Als das heute journal da ist, stelle ich mit meiner 10. Klasse eine Friedenskonferenz nach. Je drei bis vier Schüler sind in einer Gruppe und bereiten einen Friedensvorschlag im Nahostkonflikt für ein Land oder eine Gruppe vor. Da sind die USA genauso vertreten wie die PLO, die Hamas, Deutschland, Israel, der Iran… Jede Gruppe entsendet einen Vertreter oder eine Vertreterin an den Verhandlungstisch. Als D. als Vertreter der Hamas an der Reihe ist, sagt er deutlich: «Wir wollen Israel auslöschen. Sie haben kein Existenzrecht. Frieden kehrt nur ein, wenn Israel ausradiert ist.» Völlig betroffen kommt dieser Schüler nach der Stunde zu mir und fragt mich, ob er das so richtig gesagt habe und es tatsächlich so sei. Er hat etwas Entscheidendes verstanden.
Begegnung auf Augenhöhe
Seit 2017 veranstalte ich mit dem Ebenezer Hilfsfonds Deutschland e. V. Jugendaustauschprogramme nach Israel. Auslöser war eine Äusserung eines geflüchteten Schülers in meinem Religionsunterricht, der mir androhte: «Frau Böhmann, wenn Sie das Judentum unterrichten, dann gehe ich.» Mir wurde damals bewusst: Wenn sich am Antisemitismus einerseits und den Vorurteilen der Israelis gegenüber uns Deutschen andererseits etwas verändern soll, braucht es Begegnung. In den Begegnungsreisen hat sich genau das bewiesen. Als Ebenezer meine Freundin und mich im Januar 2024 für eine Woche nach Israel entsandte, um mit Menschen vor Ort ins Gespräch zu kommen, konnten wir den Kontakt zu einem Pre-Army-Kurs herstellen. In diesem sechsmonatigen Kurs kommen jüdische Jugendliche aus aller Welt in Israel zusammen, um mehr über Land und Leute zu erfahren. Danach startet für einige der Militärdienst, andere kehren in ihre Ursprungsländer zurück.

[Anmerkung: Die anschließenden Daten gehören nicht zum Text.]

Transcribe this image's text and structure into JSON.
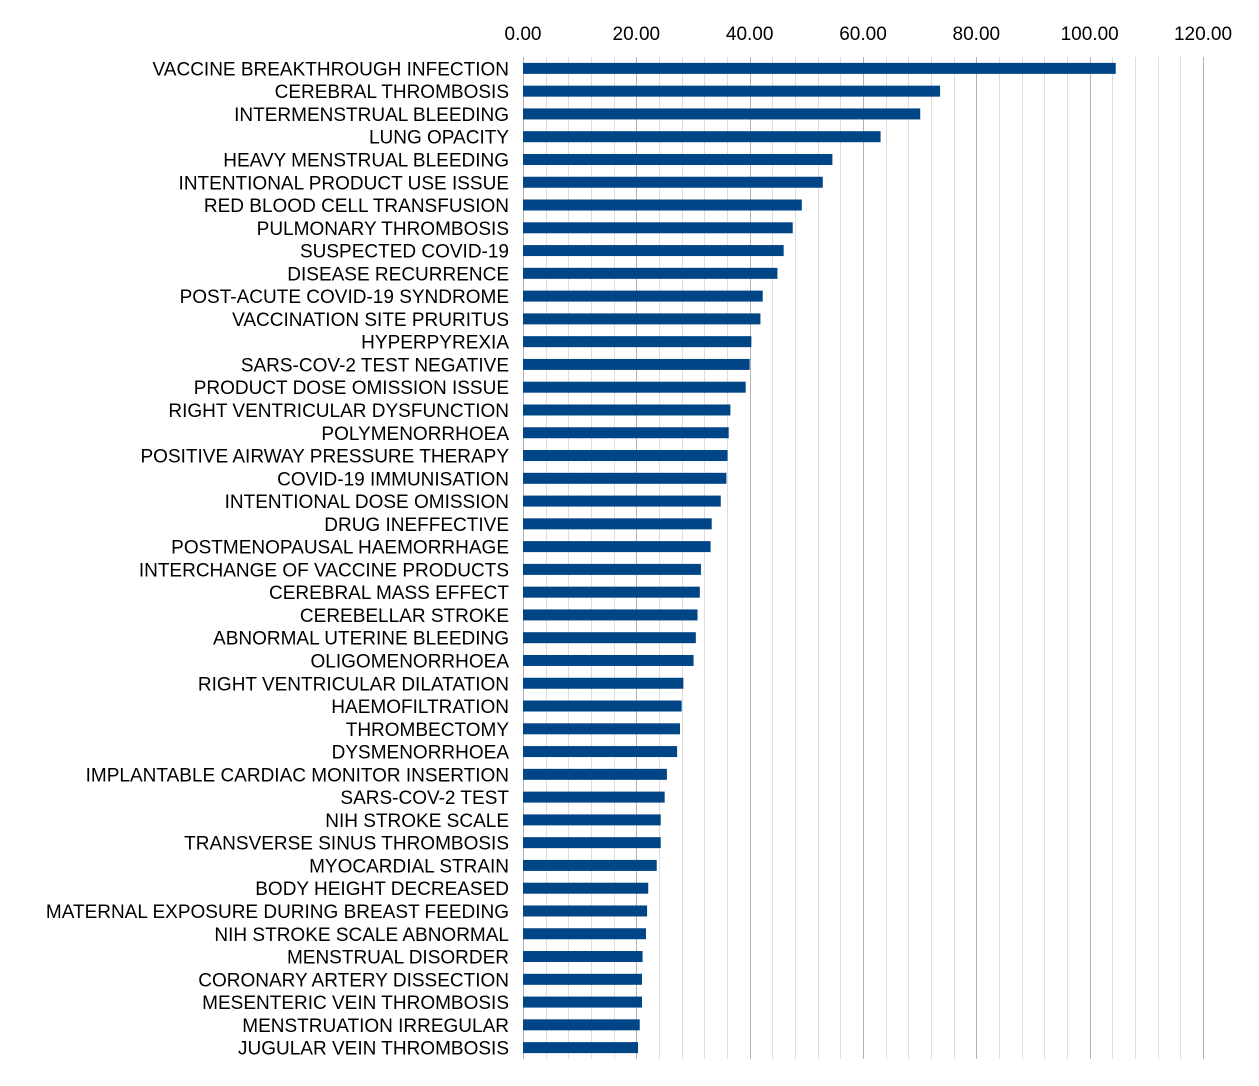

Dieser Kurs hat sich bereit erklärt, an einem Zoom-Meeting mit Schülerinnen und Schülern aus unserer Schule teilzunehmen. Die waren überrascht, dass die Jugendlichen des Kurses auch aus unterschiedlichen Ländern kamen. Es fand ein gegenseitiges Kennenlernen und eine offene Fragerunde statt. Am Ende war für alle klar: Das müssen wir wiederholen! Die Offenheit und das Interesse am anderen haben mich begeistert. Ein muslimisches Mädchen meinte im Anschluss zu mir: «Ich gehe jetzt nach Hause und spreche mit meiner Tante. Sie hat so viele Fragen zum Nahostkonflikt. Ich bringe ihre Fragen zum nächsten Meeting mit, dann findet sie vielleicht auch endlich Antworten darauf.»
Deshalb bin ich überzeugt: Begegnung auf Augenhöhe kann Brücken zum anderen bauen, weil plötzlich der andere auch als Mensch wahrgenommen wird.